È probabilmente il record italiano di sempre: citare quattro sentenze (sbagliate) in un’unica memoria difensiva. È successo al tribunale di Siracusa dove un giudice si è ritrovato a fare i conti con una linea difensiva di un legale che citava quattro precedenti giurisprudenziali ascritti alla Cassazione a sostegno delle proprie tesi: eppure qualcosa non quadrava. Lo zelante giudice siracusano effettuava una meticolosa verifica nel Ced della Cassazione, riportando gli stralci esposti dall’avvocato. Il risultato è sconcertante: nessuna delle quattro sentenze risultava calzante, per carità, le sentenze esistevano ma parlavano di tutt’altro.

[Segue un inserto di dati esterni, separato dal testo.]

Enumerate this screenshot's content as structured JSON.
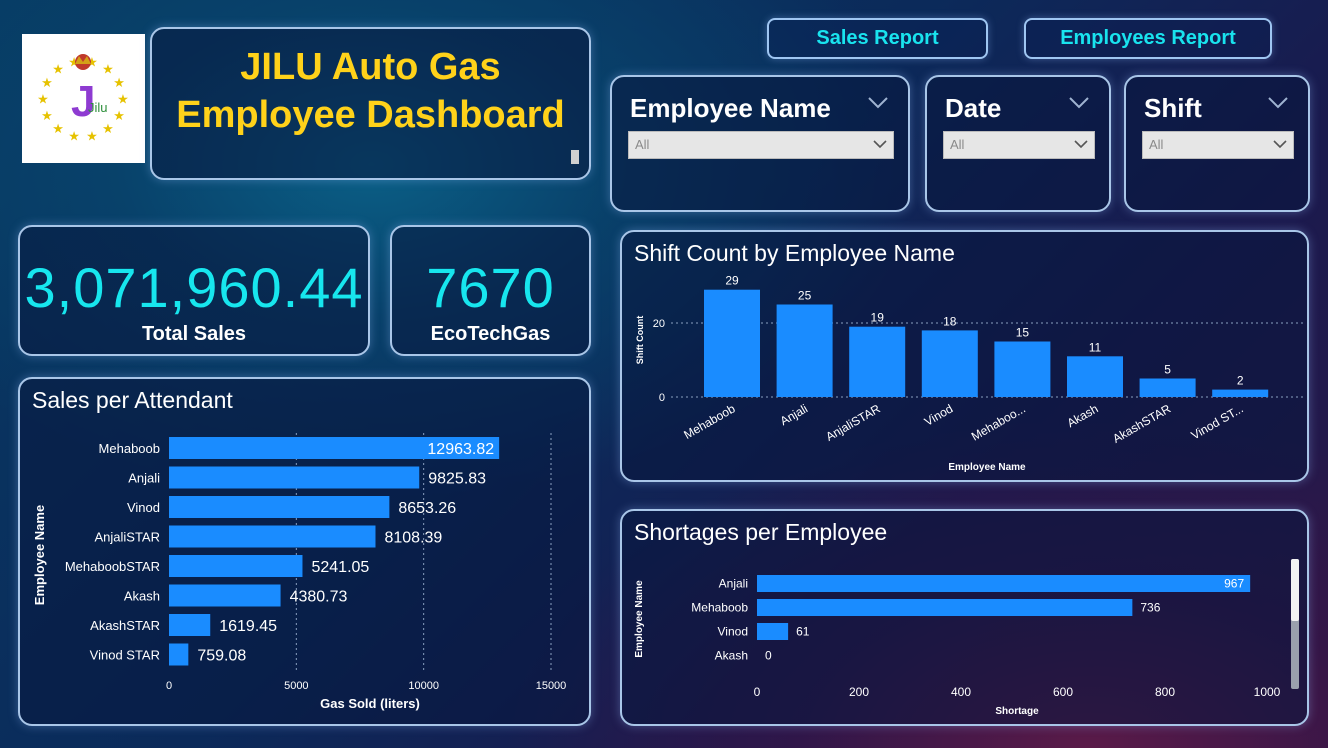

A quel punto, fatte tutte le possibili ipotesi sulla genesi di un simile «abbaglio», la soluzione non poteva che essere una: si tratta delle cosiddette «allucinazioni» da intelligenza artificiale, quando si affida un compito all’Ai molto spesso cerca tesi a sostegno e quando non le trova le «inventa» (non essendo sottoposta a vincoli di deontologia professionale). 

Il fenomeno quindi esiste ed è stato più volte riscontrato (soprattutto in ambito legale), resta però nei compiti del legale l’obbligo di verifica di quanto prodotto dall’Ai.